We’re all human and we all make mistakes. One of the biggest mistakes I’ve made was when I didn’t take my hayfever seriously. I went to the pharmacy, unaware of what I should and shouldn’t take.
My nose was blocked and I wanted instant relief. I didn’t realise that the nasal spray I took would only give me temporary relief and that I’d become reliant on the product.
This had become a big issue that impacted my personal life and studies. I could have avoided months of suffering from ongoing symptoms if I had just gone to see the doctor.
Nasal sprays can be an effective treatment for hayfever that focus on relieving symptoms in the eye and nose area. My advice is go to the doctor who can recommend the best treatment for you. However, if you’re a DIY person at least be aware of the 4 different types of nasal sprays. This is what you should know before going to your pharmacy:
1. Antihistamine Nasal Sprays
Antihistamine nasal sprays are an effective treatment for hayfever because they prevent allergy symptoms and are non-addictive. They can be used for seasonal and non-seasonal allergies. Antihistamine nasal sprays are usually used “as required” when the symptoms hit, or as preventatives – for example, if you know that the pollen count is going to be high you could use one before you leave the house.
2. Corticosteroid Nasal Sprays
Corticosteroid nasal sprays are also known as steroid medication and are for moderate to severe hayfever sufferers. When pollen or other allergens trigger your allergic reaction, the inside of your nose becomes inflamed. Corticosteroid nasal sprays can relieve this inflammation and reduce the symptoms over long term use. They work best when used regularly and consistently.
3. Combination Antihistamine and Corticosteroid Nasal Spray
A combination spray is available for those with moderate to severe hay fever symptoms, and can relieve the eye and nose area.
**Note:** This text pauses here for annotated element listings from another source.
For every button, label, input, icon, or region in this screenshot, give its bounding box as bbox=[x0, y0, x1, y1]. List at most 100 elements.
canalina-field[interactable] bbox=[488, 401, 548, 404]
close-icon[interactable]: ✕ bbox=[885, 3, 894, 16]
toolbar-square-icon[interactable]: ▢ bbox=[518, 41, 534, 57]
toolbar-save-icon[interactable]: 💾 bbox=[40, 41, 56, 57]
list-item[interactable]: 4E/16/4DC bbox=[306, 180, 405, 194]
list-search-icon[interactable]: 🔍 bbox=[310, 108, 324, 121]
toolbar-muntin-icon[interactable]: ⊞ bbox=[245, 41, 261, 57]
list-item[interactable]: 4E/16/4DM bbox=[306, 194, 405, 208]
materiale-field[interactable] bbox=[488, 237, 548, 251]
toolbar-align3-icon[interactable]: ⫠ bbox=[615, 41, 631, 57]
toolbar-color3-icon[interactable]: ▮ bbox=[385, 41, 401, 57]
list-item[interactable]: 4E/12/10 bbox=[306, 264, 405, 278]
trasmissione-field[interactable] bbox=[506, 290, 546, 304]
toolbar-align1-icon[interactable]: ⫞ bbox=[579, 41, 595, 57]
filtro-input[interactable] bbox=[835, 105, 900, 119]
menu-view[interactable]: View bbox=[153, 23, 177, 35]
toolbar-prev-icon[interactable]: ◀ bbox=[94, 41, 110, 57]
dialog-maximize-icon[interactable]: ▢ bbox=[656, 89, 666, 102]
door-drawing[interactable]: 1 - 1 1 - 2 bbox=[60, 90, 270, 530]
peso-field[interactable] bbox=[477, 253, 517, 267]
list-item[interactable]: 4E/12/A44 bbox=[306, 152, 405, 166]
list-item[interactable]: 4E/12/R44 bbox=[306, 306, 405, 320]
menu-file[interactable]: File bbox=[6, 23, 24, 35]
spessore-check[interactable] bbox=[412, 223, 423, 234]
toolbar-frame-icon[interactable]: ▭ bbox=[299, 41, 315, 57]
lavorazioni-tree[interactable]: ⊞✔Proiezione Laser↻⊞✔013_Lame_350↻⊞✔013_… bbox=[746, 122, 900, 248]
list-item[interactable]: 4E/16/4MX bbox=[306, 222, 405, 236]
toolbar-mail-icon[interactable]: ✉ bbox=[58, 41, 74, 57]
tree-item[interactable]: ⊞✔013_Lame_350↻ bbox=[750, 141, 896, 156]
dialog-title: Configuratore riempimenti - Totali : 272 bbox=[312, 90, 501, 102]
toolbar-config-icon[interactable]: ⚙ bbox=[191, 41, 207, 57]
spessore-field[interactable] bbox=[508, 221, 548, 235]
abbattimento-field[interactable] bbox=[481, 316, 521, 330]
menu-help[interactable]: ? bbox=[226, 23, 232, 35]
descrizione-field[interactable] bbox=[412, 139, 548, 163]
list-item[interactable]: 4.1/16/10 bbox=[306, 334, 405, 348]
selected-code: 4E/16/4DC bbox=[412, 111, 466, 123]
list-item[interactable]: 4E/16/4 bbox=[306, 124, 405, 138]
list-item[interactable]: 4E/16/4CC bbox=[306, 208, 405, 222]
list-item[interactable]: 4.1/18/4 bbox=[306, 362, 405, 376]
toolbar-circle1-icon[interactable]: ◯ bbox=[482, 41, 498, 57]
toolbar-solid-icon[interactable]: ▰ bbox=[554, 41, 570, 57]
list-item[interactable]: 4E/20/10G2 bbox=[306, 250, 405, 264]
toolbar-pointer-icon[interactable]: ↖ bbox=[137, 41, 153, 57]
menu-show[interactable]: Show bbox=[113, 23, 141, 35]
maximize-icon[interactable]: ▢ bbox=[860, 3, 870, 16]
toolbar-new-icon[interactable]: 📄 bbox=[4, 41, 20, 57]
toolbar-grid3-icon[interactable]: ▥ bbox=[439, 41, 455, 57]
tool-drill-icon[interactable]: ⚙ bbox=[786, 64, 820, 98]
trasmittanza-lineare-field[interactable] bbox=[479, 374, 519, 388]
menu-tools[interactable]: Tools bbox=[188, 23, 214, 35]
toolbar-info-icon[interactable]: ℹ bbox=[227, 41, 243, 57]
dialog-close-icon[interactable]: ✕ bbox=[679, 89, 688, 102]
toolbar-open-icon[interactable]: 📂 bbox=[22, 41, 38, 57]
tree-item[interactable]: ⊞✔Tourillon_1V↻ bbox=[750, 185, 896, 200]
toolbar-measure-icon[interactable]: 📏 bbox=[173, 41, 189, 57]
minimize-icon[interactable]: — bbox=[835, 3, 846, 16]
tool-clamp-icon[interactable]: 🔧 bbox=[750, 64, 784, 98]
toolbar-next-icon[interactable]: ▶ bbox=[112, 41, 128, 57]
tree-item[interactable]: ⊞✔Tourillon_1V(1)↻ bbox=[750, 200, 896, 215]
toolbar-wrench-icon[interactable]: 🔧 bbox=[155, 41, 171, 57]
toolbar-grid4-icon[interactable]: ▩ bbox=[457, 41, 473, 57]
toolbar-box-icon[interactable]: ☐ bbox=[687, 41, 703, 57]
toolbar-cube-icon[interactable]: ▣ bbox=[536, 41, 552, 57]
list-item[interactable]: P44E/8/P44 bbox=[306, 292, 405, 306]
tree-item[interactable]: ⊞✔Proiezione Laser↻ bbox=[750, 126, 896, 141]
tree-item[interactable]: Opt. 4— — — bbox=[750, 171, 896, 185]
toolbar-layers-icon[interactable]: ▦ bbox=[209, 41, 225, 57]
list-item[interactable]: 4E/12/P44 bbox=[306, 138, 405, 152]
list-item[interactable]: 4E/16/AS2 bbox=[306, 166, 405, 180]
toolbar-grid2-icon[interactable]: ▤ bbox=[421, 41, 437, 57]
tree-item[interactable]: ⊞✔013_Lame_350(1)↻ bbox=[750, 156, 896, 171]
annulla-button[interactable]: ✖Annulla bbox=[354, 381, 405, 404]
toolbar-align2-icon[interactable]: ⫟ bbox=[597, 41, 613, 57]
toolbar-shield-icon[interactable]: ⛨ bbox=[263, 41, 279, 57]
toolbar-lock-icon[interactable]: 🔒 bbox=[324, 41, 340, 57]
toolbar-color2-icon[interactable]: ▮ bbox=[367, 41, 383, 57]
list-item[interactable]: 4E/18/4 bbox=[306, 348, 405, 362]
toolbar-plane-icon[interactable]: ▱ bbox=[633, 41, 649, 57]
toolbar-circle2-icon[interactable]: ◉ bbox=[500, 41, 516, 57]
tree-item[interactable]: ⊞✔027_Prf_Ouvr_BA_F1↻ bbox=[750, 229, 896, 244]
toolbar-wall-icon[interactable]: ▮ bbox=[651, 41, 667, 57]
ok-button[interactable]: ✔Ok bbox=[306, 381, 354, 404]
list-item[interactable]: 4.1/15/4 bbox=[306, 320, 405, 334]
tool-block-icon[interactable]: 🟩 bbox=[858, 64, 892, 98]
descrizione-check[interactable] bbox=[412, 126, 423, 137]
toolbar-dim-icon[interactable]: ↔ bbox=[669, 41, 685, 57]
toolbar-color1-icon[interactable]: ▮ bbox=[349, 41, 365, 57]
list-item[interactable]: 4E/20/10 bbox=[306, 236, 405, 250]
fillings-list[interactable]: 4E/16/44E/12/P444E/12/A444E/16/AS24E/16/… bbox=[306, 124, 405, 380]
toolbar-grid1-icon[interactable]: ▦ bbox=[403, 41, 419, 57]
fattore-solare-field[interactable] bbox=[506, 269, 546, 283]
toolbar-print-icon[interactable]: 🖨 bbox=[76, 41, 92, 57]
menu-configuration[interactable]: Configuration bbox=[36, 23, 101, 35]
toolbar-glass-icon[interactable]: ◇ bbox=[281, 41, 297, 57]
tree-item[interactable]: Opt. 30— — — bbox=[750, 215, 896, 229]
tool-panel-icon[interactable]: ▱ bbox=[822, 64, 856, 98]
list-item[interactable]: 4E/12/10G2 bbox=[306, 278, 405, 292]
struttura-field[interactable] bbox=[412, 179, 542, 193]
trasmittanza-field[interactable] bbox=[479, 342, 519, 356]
This type of treatment is only available through a prescription from your doctor.
Decongestant nasal sprays may provide relief from nasal congestion. Decongestants reduce the swelling of blood vessels in your nose which opens your nasal passage and makes breathing easier. This type of nasal spray should not be used for more than a few days and may cause rebound congestion. This means that nasal congestion can reoccur and cause your nose to become more blocked than before.